IMAGINEZ un jeune homme sympathique et plutôt heureux de vivre qui s'endort n'importe où, n'importe quand, aux crises de sommeil aussi brutales qu'inattendues. C'est le cas de Gustave Klopp (Gus pour ses amis), narcoleptique qui accumule les problèmes sur le plan social, conjugal et professionnel. Si elles constituent un grave handicap, ces crises s'accompagnent de rêves extraordinaires dans lesquels il vit des aventures inoubliables. A peine endormi, il devient un superhéros invincible et vengeur.
Gus est marié à une femme qui est exaspérée par ces crises de narcolepsie qui l'empêchent de garder un travail, ses employeurs n'appréciant guère ses brusques accès de sommeil. Elle l'encourage à faire une thérapie de groupe. Le psychiatre qui le traite découvre alors que Gus a transformé ses rêves en incroyables bandes dessinées. Il décide de s'approprier l'œuvre de ce génie méconnu, et, pour y parvenir, il doit se débarrasser de Gustave Klopp.

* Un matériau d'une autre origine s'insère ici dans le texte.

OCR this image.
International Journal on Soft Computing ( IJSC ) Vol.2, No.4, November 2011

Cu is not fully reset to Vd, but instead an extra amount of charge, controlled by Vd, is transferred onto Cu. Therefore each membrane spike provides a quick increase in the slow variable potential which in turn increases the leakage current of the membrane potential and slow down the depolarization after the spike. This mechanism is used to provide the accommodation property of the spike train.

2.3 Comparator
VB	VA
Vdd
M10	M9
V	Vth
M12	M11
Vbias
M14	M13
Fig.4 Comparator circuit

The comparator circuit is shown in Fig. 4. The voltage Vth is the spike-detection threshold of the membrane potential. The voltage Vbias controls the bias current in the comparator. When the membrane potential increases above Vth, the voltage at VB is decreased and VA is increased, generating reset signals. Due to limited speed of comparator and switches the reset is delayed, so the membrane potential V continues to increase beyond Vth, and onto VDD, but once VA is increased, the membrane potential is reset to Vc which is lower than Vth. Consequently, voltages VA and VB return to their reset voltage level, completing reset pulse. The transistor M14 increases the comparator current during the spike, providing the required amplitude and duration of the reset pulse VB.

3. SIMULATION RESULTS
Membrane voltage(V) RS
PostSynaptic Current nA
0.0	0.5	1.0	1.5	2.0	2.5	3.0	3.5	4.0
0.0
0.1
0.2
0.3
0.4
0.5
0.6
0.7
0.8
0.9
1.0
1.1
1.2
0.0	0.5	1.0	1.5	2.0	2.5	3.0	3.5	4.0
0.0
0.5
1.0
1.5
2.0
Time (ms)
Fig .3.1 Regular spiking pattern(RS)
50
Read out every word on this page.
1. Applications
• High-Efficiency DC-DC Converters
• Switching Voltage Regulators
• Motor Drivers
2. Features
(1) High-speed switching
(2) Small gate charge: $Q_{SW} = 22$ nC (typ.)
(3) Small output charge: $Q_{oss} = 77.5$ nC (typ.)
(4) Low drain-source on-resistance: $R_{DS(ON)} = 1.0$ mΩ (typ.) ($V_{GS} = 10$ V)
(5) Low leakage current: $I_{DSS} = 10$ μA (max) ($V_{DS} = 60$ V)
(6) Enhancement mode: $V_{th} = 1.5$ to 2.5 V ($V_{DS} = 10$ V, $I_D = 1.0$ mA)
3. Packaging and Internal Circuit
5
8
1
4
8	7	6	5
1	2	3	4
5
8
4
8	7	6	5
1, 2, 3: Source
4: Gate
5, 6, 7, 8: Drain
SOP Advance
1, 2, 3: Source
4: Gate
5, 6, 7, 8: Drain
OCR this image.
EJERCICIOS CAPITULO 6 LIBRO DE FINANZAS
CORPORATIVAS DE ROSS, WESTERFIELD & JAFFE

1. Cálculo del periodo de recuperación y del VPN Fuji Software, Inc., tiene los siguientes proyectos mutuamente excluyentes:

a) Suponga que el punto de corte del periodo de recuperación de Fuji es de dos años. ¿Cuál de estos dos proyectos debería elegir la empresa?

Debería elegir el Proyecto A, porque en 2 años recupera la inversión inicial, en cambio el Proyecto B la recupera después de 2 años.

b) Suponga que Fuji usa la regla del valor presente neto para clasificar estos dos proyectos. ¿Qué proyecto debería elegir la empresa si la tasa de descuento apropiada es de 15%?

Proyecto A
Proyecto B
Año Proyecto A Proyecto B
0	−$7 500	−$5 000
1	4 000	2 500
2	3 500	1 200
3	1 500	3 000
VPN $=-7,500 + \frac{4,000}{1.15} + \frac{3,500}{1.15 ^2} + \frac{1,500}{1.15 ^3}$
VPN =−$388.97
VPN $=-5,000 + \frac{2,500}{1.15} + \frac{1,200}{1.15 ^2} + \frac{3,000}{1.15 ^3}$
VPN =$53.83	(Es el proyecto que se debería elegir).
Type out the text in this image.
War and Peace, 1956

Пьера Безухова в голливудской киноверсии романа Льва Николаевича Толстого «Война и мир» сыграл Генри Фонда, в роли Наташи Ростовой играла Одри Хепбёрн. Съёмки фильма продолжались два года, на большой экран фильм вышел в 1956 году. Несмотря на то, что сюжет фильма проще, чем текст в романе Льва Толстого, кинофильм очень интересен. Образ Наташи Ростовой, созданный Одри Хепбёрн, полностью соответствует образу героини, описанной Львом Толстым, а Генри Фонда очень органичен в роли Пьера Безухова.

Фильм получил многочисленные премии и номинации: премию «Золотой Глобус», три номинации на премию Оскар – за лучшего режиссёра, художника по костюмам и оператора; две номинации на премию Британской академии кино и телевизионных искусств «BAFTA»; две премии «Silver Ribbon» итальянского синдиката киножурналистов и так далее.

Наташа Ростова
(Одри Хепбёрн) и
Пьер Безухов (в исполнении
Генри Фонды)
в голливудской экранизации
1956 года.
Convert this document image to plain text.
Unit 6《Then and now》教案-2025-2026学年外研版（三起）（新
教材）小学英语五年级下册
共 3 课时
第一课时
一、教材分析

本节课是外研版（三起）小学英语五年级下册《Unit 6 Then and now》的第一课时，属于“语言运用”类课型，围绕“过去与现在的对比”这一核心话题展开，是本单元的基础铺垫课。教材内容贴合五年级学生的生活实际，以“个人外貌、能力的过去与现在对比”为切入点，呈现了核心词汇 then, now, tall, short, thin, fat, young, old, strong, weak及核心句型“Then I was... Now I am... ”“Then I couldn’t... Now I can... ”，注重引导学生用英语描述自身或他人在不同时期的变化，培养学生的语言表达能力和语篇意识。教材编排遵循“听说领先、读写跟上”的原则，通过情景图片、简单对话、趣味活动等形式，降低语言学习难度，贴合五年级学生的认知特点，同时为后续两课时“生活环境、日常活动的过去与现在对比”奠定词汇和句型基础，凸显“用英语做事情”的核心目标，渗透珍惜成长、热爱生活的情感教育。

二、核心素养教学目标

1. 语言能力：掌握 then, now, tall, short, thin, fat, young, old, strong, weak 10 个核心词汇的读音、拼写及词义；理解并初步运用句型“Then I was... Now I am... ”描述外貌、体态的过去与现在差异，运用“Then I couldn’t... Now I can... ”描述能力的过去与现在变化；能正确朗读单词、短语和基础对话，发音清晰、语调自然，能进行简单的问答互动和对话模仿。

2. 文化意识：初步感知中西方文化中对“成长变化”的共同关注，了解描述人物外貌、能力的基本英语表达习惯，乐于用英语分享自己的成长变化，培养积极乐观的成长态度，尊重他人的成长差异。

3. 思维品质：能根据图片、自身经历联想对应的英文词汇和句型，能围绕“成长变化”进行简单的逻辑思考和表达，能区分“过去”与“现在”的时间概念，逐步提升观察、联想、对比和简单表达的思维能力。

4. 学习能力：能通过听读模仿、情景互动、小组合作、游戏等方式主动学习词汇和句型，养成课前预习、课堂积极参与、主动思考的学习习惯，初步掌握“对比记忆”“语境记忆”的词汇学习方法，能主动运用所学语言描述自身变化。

Bien que traité sous forme de comédie, « Narco », le film de Tristan Aurouet et Gilles Lellouche, illustre bien les difficultés que rencontre un narcoleptique. Certes, les accès de sommeil brutaux le mettent dans des situations cocasses, mais on sent l'incompréhension à laquelle il est en butte, même si son entourage fait plutôt preuve (au moins au début) de tolérance et d'un certain fatalisme. Le film est servi par de très bons acteurs, dont Guillaume Canet, qui incarne Gus, Benoît Pelvoorde, qui campe un extraordinaire karateka complètement décalé, et Zabou Breitman, dans le rôle de l'épouse futile et écervelée que l'anxiété devant les difficultés du ménage rend méchante.
Victime de sa maladie.
Au fil de l'action, Gus devient une victime de sa maladie, il perd ses emplois successifs, sa femme le trompe avec son meilleur ami, des voyous veulent le supprimer pour s'approprier son œuvre... Pourtant, tout n'est pas noir puisque sa créativité extraordinaire se nourrit de sa pathologie. Le film insiste beaucoup sur l'aspect onirique de la narcolepsie. Gus fait des rêves violents à la limite du cauchemar et a des hallucinations qui alimentent ses dessins. Ces rêves donnent d'ailleurs prétexte à de nombreux effets spéciaux.
On a peur, on est ému, on rit. Le film est assez réussi. Malgré la gravité du sujet, il informe avec légèreté, mais précision, sur la maladie. On peut regretter seulement qu'il n'y ait aucune référence à un traitement, hormis la thérapie de groupe.
Pour apporter de la crédibilité à son personnage, Guillaume Canet a suivi les conseils d'un patient narcoleptique, Gérard Favier, vice-président de l'Association narcolepsie-cataplexie (ANC) et conseiller technique du film. Cette collaboration lui a permis de construire un personnage de narcoleptique sans tourner la maladie en dérision, en montrant combien elle est invalidante pour ceux qui en souffrent et aussi pour leur entourage.
« Narco » a été projeté en avant-première aux spécialistes lors du congrès de la Société française de recherche sur le sommeil (Sfrs) et a donné lieu à un débat avec des associations de patients narcoleptiques.
Pour ces malades, le personnage de Gus est crédible, même s'il est choquant pour certains d'y voir un personnage de comédie. Dans l'ensemble, l'accueil a été favorable et les associations de patients souhaiteraient que le film soit l'occasion de faire connaître la maladie au public et à tous les professionnels concernés, notamment ceux de l'Education nationale ; car cette affection est mal connue et souvent diagnostiquée après plusieurs année d'évolution au cours desquelles les patients auraient pu bénéficier d'un traitement.